2011年、世界経済は厳しい局面を迎えるかもしれない:藤田正美の時事日想(2/2 ページ)
2010年の世界経済は、全体として悪くない数字を残した。例えばOECDによると、世界の総生産は5%近く伸びるという。しかし回復軌道に乗っているとは言えず、2011年は厳しい局面を迎えるかもしれない。
日本経済も2011年は厳しい
問題含みで迎える2011年だが、日本経済も来年は厳しい。日本総研の予測では来年度の経済成長率は0.2%。エコカー減税や補助金、エコポイントなどの景気刺激策効果がなくなり、ほぼゼロ成長。需給ギャップは依然として大きく(2010年7〜9月期でマイナス3.5%)、企業の国内設備投資意欲も盛り上がらない。これだけ大きな需給ギャップがあれば価格には下方圧力がかかり、デフレ状況から抜け出すことができないと予想されている。
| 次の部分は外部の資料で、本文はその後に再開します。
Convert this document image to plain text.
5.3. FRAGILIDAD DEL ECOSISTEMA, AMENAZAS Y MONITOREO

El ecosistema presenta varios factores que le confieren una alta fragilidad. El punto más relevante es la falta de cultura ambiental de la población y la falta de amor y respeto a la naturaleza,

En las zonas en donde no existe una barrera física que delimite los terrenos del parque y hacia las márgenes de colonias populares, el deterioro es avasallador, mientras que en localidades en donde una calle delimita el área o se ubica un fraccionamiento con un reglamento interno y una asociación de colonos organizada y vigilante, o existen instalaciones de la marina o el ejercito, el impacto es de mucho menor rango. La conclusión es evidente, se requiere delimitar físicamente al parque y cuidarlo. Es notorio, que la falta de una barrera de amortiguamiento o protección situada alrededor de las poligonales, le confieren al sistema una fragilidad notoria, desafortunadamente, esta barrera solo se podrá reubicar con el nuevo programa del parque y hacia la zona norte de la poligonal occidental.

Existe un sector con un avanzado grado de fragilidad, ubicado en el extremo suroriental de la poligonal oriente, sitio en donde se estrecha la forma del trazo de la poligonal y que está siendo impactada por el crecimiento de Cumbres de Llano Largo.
このような状況下では日本の長期金利も低い水準で推移すると日本総研は予想しているが、これは果たしてどうだろうか。いかに国債の消化が国内でされていると言っても、いつまでも日本の金融機関が国債を購入できるものでもあるまい。個人投資家が資産の外貨運用を拡大するという傾向も生まれ、そうなったら金融機関もこれまでのように国債を買ってはいられない。日銀が国債をさらに市場から吸収すれば、これは将来(といってもそう遠くないかもしれない)のインフレの種を蒔(ま)いているようなものだ。
いずれにせよ米国、ユーロ圏、中国をはじめとする新興国で問題が発生すれば、足腰の弱っている日本は大きな影響を受けるだろう。日本の再建は一朝一夕にできるものではないが、どのような道筋で再建するかを政治が示さなければ、経済も企業もただただ漂流するばかりだ。このようなときに、日本の政治が民主党という“素人集団”に運営されていることは、まさに日本人の不幸である。